The second point concerns goods that are down the value chain of CBAM-covered goods. EU manufacturers of CBAM-covered goods can raise their prices for EU customers. However, manufacturers will face higher costs without increasing their own selling prices, unless their own downstream goods are covered by the CBAM as well. In December 2025, the Commission proposed to add 180 downstream products to the CBAM’s initial coverage, partly based on a “price push” criterion which reflects the proportion of ETS costs to the value of the products. The Parliament and Council proposed to extend this list even further, which will likely ensure a high rate of cost pass-through for all goods with any significant embedded ETS costs.

Both mechanisms are still moving through the legislative process, and we support their continued development to close these gaps.

Our brief did not model export dynamics to countries outside the EU, or the CBAM’s current coverage gaps. Both gaps identified by Thyssenkrupp are already being addressed by mechanisms in the EU legislative pipeline.

Can ETS gains alone finance the transition to green steel?

Our brief indicated that, for a manufacturer of steel using hydrogen DRI, the net revenues from free allocation minus emissions could reach 25% of the value of steel hot-rolled coils, at today’s market price.

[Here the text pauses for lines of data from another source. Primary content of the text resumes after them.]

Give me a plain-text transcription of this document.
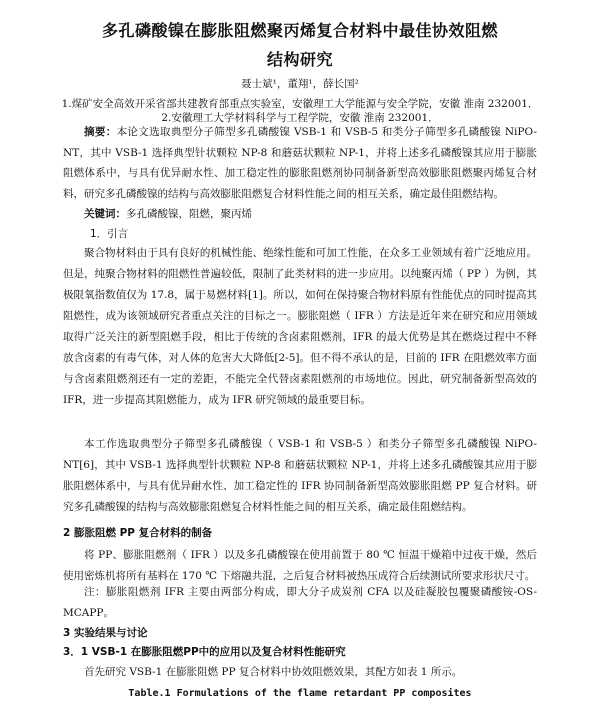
多孔磷酸镍在膨胀阻燃聚丙烯复合材料中最佳协效阻燃
结构研究
聂士斌¹，董翔¹，薛长国²
1.煤矿安全高效开采省部共建教育部重点实验室，安徽理工大学能源与安全学院，安徽 淮南 232001．
2.安徽理工大学材料科学与工程学院，安徽 淮南 232001．

摘要：本论文选取典型分子筛型多孔磷酸镍 VSB-1 和 VSB-5 和类分子筛型多孔磷酸镍 NiPO-NT，其中 VSB-1 选择典型针状颗粒 NP-8 和蘑菇状颗粒 NP-1，并将上述多孔磷酸镍其应用于膨胀阻燃体系中，与具有优异耐水性、加工稳定性的膨胀阻燃剂协同制备新型高效膨胀阻燃聚丙烯复合材料，研究多孔磷酸镍的结构与高效膨胀阻燃复合材料性能之间的相互关系，确定最佳阻燃结构。

关键词：多孔磷酸镍，阻燃，聚丙烯

1．引言

聚合物材料由于具有良好的机械性能、绝缘性能和可加工性能，在众多工业领域有着广泛地应用。但是，纯聚合物材料的阻燃性普遍较低，限制了此类材料的进一步应用。以纯聚丙烯（ PP ）为例，其极限氧指数值仅为 17.8，属于易燃材料[1]。所以，如何在保持聚合物材料原有性能优点的同时提高其阻燃性，成为该领域研究者重点关注的目标之一。膨胀阻燃（ IFR ）方法是近年来在研究和应用领域取得广泛关注的新型阻燃手段，相比于传统的含卤素阻燃剂，IFR 的最大优势是其在燃烧过程中不释放含卤素的有毒气体，对人体的危害大大降低[2-5]。但不得不承认的是，目前的 IFR 在阻燃效率方面与含卤素阻燃剂还有一定的差距，不能完全代替卤素阻燃剂的市场地位。因此，研究制备新型高效的 IFR，进一步提高其阻燃能力，成为 IFR 研究领域的最重要目标。

本工作选取典型分子筛型多孔磷酸镍（ VSB-1 和 VSB-5 ）和类分子筛型多孔磷酸镍 NiPO-NT[6]，其中 VSB-1 选择典型针状颗粒 NP-8 和蘑菇状颗粒 NP-1，并将上述多孔磷酸镍其应用于膨胀阻燃体系中，与具有优异耐水性、加工稳定性的 IFR 协同制备新型高效膨胀阻燃 PP 复合材料。研究多孔磷酸镍的结构与高效膨胀阻燃复合材料性能之间的相互关系，确定最佳阻燃结构。

2 膨胀阻燃 PP 复合材料的制备

将 PP、膨胀阻燃剂（ IFR ）以及多孔磷酸镍在使用前置于 80 ℃ 恒温干燥箱中过夜干燥，然后使用密炼机将所有基料在 170 ℃ 下熔融共混，之后复合材料被热压成符合后续测试所要求形状尺寸。

注：膨胀阻燃剂 IFR 主要由两部分构成，即大分子成炭剂 CFA 以及硅凝胶包覆聚磷酸铵-OS-MCAPP。

3 实验结果与讨论
3．1 VSB-1 在膨胀阻燃PP中的应用以及复合材料性能研究

首先研究 VSB-1 在膨胀阻燃 PP 复合材料中协效阻燃效果，其配方如表 1 所示。

Table.1 Formulations of the flame retardant PP composites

Thyssenkrupp did not dispute this figure but pointed out that these amounts do not make up for the “billions in investments, competitive energy prices, hydrogen availability and customer markets” needed to develop hydrogen steel manufacturing at scale.

We agree. The CBAM and ETS are a source of financing for the green transition. Whether that financing is sufficient on its own is a separate question, one we did not set out to model in our original brief. Increased revenues generated by the combined ETS and CBAM will create a sustainable business case for green steel if allowance prices are high enough and the CBAM prevents carbon leakage. These two conditions require an ambitious ETS cap and effective anti-circumvention measures. We also noted that a growing amount of revenues from the sale of allowances will complement these in the coming years. In contrast, prolonged free allocation for CBAM sectors would slow down the decrease of the cap and reduce the carbon price.

But whether or not these revenues are sufficient is a separate question from the one our brief addressed: whether the ETS is a net benefit or a net cost for steelmakers, and our brief found that the ETS is a net benefit for European steelmakers.